Il pianto dei nostri figli
Il pianto è la primaria fonte di comunicazione dei neonati. Ma che effetto ha su chi se ne prende cura? Proviamo a capirlo.
La sensazione più forte che si sente nel momento in cui nostro figlio piange disperato è la frustrazione. Ma cos'è la frustrazione precisamente? I latini con frustratio intendevano delusione. In questo caso specifico il dolore che proviamo nel non capire cosa nostro figlio urlante cerca di comunicarci.
Qui si intrecciano, però, vari aspetti: la frustrazione, appunto, nel non capire bene come intervenire e far sparire quel dolore, l'empatia che proviamo nei confronti di nostro figlio, provando probabilmente lo stesso che lui/lei sta vivendo, ed infine la difficoltà di comprensione e quindi di comunicazione fra genitore e figlio.
Sono tre aspetti che dovrebbero essere visti maggiormente da vicino.
Spesso noi genitori rischiamo di autocolpevolizzarci quando non riusciamo a consolare nostro figlio. Cerchiamo mille riposte, proviamo mille soluzioni, cerchiamo su internet o parliamo con amici. Intanto lui/lei piange sempre di più e noi ci sentiamo sempre peggio.
Come rompere questa dinamica?
- Accettare, in primis, il fatto che non possiamo avere sempre le risposte. Non siamo cattivi genitori se non riusciamo ad intercettare immediatamente le difficoltà dei nostri figli;
- modulare il tono della voce. Non risolverà il problema, ma può accompagnare le urla proponendo una tonalità più bassa ed accogliente. Studi sulla prosodia (intonazione, ritmo, durata e accento del linguaggio) mostrano come aiuti nel promuovere stati di rilassamento nei piccoli (P. Sorianello, 2006);
- provarle tutte. Si, provare e provare ancora. Di volta in volta impareremo a capire cosa potrebbe aiutarlo in base alle esperienze passate. E quando si presenta qualcosa di nuovo? Agiremo come sopra, in fondo anche noi ci aggiorniamo come genitori di giorno in giorno.
Questo ci porta a ragionare sul concetto dell'empatia, ovvero la capacità di mettersi nei panni dell'altro, di sentire ciò che l'altro sente, nello sperimentare ciò che l'altro prova. La natura ci ha concesso questa possibilità, l'abbiamo sviluppata come esseri umani anche per la cura della prole.
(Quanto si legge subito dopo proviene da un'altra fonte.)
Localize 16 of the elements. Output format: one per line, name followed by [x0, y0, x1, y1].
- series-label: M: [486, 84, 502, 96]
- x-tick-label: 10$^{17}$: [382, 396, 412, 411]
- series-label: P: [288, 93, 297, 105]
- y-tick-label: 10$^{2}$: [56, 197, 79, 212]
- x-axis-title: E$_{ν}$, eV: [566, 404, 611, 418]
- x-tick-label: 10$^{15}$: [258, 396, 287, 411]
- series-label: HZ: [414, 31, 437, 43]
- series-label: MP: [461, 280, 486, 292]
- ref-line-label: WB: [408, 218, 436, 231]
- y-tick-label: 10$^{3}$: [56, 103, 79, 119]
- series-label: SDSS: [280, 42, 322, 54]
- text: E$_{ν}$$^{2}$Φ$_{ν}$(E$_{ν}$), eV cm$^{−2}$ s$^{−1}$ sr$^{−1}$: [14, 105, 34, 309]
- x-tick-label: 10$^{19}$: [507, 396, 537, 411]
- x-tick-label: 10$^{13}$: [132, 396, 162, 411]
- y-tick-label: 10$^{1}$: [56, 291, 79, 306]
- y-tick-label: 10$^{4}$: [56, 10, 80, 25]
Cercando di entrare in contatto con i nostri sentimenti possiamo immaginare cosa nostro figlio stia provando. Non solo nel momento in cui piange disperato, ma anche quando ci guarda cercando di cogliere i dettagli del nostro viso o cogliere le nostre espressioni.
È un'imitazione vicendevole, fenomeno studiato come "Teoria della mente", aspetto fondamentale delle interazioni adulti-bambino (D. Permack, G Woodruff, 1979) (L. Camaioni, 1998).
Ascoltiamoci quindi quando il bambino piange. Sentiamo dispiacere? Bene, altrimenti saremmo veramente scollegati da nostro figlio.
La questione della difficoltà nella comunicazione viene spesso trascurata quando rappresenta un fattore fondamentale. Affermare di non capire la difficoltà di nostro figlio equivale ad accettare che non riusciamo ad interpretare i suoi segnali. Ovviamente i messaggi non verbali possono essere più difficili da comprendere ma il primo assioma della comunicazione umana asserisce che "è impossibile non comunicare". Questo è il punto. (P. Watzlawick, J.H. Beavin, D.D. Jackson, 1978)
In conclusione, la frustrazione che proviamo nel non comprendere i messaggi di nostro figlio ci mettono nella condizione di provare noi stessi uno stato di sofferenza che può aiutarci ad entrare in sintonia con nostro figlio e quindi provare ad intervenire al meglio.
Quello che ci sembra una situazione di stress e di dolore è in realtà la strada maestra per toccare con le emozioni quelle di nostro figlio. Non è sbagliato quindi sentirsi dispiaciuti ed incapaci di aiutarlo, è l'unico modo per trovare poi un modo di farlo.